I still have the newspaper clipping inviting readers to come to a local Baptist church and hear “a real live missionary.” Some of my earliest heroes were missionaries. I grew up with a high regard for them, whether they served in the United States or overseas. I can remember when I was a college student and had the opportunity to actually host a missionary who had served in Africa and to take her to dinner. I bombarded her with questions about the country where she served and the work she did, and she graciously responded with information and insights about the people she served and loved. To many in my generation, being a “real, live missionary” was the highest calling a Christian could attain.
Times have changed and the way that we do missions is certainly changing. Although we have been encouraged by leaders in recent years to “keep your mission gifts coming or we will have to bring the missionaries home,” the truth is that most denominations can no longer sustain the missionary enterprises they once supported. This is certainly not the end of world missions, but the way we do missions must be reconsidered.
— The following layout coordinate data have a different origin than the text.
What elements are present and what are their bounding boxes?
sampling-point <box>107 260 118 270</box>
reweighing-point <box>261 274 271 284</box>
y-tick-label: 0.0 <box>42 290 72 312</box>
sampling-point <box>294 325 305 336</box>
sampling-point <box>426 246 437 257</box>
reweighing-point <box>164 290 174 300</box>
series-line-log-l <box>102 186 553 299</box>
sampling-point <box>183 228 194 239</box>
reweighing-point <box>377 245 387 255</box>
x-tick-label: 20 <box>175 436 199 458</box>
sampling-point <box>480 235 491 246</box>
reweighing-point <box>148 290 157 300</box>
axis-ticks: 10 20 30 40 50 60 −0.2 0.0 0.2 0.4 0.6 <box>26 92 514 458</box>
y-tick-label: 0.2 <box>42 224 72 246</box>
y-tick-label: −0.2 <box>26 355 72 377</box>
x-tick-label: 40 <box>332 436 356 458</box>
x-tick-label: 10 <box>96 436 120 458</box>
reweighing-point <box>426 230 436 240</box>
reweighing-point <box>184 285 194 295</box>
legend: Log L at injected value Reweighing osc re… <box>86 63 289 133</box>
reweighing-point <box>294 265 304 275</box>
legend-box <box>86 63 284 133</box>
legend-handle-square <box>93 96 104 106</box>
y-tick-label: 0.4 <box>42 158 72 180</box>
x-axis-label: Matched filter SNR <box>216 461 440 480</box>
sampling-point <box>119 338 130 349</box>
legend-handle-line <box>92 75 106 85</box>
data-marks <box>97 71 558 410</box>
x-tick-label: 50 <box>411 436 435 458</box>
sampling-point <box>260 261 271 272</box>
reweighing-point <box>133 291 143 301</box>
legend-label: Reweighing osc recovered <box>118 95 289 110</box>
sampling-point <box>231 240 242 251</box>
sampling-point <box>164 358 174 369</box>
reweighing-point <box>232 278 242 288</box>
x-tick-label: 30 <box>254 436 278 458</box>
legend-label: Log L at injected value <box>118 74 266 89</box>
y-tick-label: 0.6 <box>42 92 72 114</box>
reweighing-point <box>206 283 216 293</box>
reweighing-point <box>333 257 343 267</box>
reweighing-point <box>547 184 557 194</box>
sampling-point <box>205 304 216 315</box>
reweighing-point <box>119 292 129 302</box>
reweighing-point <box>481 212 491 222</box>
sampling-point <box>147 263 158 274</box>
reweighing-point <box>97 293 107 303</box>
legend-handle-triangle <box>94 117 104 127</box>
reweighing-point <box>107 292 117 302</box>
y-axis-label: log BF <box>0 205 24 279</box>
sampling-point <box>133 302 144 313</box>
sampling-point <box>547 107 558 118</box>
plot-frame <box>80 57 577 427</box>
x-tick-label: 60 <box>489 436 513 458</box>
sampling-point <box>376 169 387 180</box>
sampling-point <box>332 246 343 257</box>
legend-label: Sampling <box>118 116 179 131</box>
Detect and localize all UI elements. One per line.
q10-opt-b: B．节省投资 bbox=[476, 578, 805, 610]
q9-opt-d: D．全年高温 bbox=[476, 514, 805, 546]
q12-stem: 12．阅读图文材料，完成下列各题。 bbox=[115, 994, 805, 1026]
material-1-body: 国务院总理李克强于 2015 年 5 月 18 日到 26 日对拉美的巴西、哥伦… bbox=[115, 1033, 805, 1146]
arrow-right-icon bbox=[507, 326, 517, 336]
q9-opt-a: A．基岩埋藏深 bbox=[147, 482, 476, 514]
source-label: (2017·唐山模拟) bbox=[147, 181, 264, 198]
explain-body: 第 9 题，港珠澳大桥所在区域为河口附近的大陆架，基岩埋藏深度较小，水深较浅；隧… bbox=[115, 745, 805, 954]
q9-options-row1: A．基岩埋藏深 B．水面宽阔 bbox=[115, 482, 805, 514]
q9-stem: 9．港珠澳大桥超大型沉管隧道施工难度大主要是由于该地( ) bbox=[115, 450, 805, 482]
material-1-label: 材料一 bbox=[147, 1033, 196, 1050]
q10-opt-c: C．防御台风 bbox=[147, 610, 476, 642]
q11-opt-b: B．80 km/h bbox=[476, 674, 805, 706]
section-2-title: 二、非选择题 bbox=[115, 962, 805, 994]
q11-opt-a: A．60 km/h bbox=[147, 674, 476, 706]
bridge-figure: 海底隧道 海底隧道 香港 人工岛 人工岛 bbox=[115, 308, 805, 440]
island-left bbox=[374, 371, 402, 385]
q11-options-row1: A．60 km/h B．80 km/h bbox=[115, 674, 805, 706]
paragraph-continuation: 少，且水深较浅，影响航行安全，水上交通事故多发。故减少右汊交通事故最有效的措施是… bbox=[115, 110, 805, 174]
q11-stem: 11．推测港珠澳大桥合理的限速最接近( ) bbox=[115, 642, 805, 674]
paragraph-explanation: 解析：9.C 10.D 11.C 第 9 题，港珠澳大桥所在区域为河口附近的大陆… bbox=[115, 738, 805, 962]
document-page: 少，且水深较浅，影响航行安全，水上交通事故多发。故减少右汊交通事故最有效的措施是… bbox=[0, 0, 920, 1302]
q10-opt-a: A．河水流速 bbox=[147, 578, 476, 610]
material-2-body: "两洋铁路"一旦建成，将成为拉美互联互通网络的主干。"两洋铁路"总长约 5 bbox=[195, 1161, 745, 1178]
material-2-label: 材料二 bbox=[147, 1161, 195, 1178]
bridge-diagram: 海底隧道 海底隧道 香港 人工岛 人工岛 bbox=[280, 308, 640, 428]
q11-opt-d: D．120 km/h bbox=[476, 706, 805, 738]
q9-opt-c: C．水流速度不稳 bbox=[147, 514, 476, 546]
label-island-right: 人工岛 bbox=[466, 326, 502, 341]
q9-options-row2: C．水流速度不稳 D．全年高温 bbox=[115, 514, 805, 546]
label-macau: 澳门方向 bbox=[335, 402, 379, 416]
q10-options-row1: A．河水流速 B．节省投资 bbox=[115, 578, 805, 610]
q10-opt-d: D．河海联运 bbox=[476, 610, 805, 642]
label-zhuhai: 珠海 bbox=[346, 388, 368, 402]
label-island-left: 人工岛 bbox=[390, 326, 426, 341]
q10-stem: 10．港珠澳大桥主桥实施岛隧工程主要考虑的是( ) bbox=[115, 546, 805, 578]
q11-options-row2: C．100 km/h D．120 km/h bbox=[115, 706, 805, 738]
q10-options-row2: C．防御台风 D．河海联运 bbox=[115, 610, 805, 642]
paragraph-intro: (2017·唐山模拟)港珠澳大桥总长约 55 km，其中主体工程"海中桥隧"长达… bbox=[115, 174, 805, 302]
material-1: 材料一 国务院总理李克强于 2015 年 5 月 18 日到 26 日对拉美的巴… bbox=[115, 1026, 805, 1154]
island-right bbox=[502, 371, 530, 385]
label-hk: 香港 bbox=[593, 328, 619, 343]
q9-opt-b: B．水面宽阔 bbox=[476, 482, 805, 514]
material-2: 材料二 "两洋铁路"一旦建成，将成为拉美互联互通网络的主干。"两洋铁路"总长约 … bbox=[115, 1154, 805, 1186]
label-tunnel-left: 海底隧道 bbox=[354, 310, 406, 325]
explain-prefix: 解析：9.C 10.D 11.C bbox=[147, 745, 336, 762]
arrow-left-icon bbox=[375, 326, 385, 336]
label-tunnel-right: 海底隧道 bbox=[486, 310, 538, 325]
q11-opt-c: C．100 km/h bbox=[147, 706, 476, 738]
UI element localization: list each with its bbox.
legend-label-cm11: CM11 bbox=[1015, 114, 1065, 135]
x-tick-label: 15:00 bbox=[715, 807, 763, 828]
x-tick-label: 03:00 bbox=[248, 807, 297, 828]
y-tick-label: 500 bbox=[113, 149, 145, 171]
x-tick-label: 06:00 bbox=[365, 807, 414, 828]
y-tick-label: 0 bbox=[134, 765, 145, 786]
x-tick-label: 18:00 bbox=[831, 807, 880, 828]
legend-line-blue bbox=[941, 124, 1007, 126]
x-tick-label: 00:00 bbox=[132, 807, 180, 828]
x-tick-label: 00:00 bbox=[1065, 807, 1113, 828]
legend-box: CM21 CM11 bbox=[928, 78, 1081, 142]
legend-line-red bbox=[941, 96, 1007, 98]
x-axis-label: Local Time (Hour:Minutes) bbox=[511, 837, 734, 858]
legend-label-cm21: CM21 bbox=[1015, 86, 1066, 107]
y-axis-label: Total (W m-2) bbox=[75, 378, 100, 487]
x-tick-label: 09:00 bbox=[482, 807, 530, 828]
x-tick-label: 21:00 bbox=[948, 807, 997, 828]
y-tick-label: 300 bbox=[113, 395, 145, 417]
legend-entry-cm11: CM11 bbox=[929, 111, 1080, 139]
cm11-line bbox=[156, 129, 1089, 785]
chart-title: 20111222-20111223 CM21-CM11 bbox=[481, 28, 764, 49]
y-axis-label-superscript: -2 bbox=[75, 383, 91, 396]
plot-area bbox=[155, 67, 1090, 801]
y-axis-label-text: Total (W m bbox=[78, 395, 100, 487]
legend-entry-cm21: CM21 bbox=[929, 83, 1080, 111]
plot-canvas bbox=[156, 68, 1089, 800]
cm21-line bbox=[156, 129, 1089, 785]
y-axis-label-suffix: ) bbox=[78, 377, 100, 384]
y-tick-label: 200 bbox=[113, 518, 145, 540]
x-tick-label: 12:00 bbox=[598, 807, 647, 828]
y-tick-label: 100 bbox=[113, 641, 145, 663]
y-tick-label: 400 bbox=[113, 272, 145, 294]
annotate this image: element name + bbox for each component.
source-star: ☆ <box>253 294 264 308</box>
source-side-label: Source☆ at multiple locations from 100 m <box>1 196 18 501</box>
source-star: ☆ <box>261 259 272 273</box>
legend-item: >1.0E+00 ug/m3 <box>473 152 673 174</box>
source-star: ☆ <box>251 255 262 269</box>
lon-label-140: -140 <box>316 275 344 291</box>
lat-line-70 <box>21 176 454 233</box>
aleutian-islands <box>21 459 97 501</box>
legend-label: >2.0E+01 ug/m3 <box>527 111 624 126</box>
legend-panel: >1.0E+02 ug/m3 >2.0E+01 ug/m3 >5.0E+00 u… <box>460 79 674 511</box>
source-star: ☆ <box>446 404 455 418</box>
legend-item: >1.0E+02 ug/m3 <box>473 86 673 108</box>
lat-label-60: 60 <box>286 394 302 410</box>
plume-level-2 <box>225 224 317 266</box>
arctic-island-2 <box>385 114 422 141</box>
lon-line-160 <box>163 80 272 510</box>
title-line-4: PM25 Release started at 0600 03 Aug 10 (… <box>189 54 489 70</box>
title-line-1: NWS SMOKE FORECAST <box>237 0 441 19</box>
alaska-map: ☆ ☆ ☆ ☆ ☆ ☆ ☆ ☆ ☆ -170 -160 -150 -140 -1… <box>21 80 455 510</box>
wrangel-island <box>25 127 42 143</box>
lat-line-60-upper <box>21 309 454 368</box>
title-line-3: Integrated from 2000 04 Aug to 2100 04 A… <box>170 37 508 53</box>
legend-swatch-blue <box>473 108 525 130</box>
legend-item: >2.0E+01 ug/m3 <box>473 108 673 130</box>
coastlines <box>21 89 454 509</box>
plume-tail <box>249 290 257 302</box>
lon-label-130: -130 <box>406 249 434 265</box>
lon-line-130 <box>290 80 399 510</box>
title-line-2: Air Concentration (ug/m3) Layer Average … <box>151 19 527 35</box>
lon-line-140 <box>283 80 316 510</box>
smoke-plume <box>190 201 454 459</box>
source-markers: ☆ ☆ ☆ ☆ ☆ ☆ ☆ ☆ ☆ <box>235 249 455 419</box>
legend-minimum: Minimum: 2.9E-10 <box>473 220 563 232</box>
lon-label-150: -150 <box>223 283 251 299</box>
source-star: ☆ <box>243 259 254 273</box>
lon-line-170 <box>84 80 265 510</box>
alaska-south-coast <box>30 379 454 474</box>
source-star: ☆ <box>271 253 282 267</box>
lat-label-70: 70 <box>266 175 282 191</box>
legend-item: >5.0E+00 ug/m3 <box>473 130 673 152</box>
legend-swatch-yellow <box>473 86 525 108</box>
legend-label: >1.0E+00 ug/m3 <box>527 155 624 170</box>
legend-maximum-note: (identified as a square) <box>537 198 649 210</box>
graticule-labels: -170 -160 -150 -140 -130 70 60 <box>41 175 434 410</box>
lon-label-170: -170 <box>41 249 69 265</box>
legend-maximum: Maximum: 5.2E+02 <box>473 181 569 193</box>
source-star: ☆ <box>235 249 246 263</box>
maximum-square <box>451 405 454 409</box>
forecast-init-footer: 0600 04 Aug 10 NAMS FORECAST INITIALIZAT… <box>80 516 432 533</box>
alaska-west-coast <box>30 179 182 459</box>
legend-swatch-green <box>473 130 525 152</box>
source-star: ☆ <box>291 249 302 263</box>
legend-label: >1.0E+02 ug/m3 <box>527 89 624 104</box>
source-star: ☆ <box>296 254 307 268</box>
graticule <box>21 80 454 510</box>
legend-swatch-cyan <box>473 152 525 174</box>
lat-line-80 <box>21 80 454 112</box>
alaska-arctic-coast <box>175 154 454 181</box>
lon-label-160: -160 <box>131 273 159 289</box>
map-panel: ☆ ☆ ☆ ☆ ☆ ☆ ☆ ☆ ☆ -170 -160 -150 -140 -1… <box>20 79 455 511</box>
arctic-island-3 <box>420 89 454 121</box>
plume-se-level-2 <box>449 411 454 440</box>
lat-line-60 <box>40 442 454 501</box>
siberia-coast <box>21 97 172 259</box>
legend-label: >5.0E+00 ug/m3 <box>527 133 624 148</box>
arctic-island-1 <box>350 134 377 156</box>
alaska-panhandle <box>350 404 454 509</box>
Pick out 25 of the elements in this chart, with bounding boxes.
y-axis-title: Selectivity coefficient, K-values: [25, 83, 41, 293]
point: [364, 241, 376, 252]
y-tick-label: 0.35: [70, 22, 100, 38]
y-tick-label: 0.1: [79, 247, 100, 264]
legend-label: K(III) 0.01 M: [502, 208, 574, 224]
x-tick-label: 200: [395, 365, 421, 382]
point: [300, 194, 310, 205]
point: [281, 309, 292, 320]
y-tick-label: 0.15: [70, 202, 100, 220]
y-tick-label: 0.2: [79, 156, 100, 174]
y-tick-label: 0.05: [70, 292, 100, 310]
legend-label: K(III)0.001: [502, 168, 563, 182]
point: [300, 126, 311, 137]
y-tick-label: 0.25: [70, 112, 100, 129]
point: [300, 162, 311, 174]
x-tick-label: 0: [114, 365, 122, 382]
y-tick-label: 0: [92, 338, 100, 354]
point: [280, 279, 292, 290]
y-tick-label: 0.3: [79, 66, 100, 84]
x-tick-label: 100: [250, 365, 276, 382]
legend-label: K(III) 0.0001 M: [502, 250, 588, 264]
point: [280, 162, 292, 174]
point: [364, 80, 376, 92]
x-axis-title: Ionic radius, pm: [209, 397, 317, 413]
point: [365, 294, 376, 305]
There are any number of options available.
Some believe that missions is now the responsibility of the local congregation. The “golden age” of world missions actually began with mission societies and fellowships that were not part of the churches but sought their support to put missionaries on the field. After a time, denominations took the lead in missions and simply asked the churches to provide the people, money, and prayers to keep the endeavor going. In the 21st century, churches—especially larger congregations—can actually “do” missions themselves. They do not want someone far away making the decision about where they mission dollars will go and where their mission projects will be done. Although they sometimes seek denominational support, many churches are taking the initiative to put missionaries or even entire missionary teams on the field. Some congregations are, in reality, becoming mission boards in their own right.
Of course, some individuals who feel a call to a particular mission develop their own mission boards or organizations to respond to the need. They are entrepreneurs who discover the place of need, develop the strategies to respond to that need, and then mobilize the resources to accomplish the mission. A hybrid of this approach is the individual or couple who discern a calling to a particular ministry, find a missions organization that does that type of work, then raises their own support from family and friends to become part of the organization’s work.
Perhaps one of the more radical approaches (but by no means unusual in this day) is adopted by those who take seriously the idea that every Christian has a missionary calling and seek to insert themselves in places where they can live, work, and be the presence of Christ in that situation. Like the Apostle Paul, they are tentmakers who pursue their secular vocation in a place where they can also follow their vocation of being a believer. In a global economy, this approach is becoming even more attractive and feasible.
What other options are out there for those who recognize not only the barriers but the opportunities in our world? I have no doubt that God continues to call men and women to go to places where the Gospel has not been heard, but the way that they go about it is certainly changing. What is the spirit of God saying to us?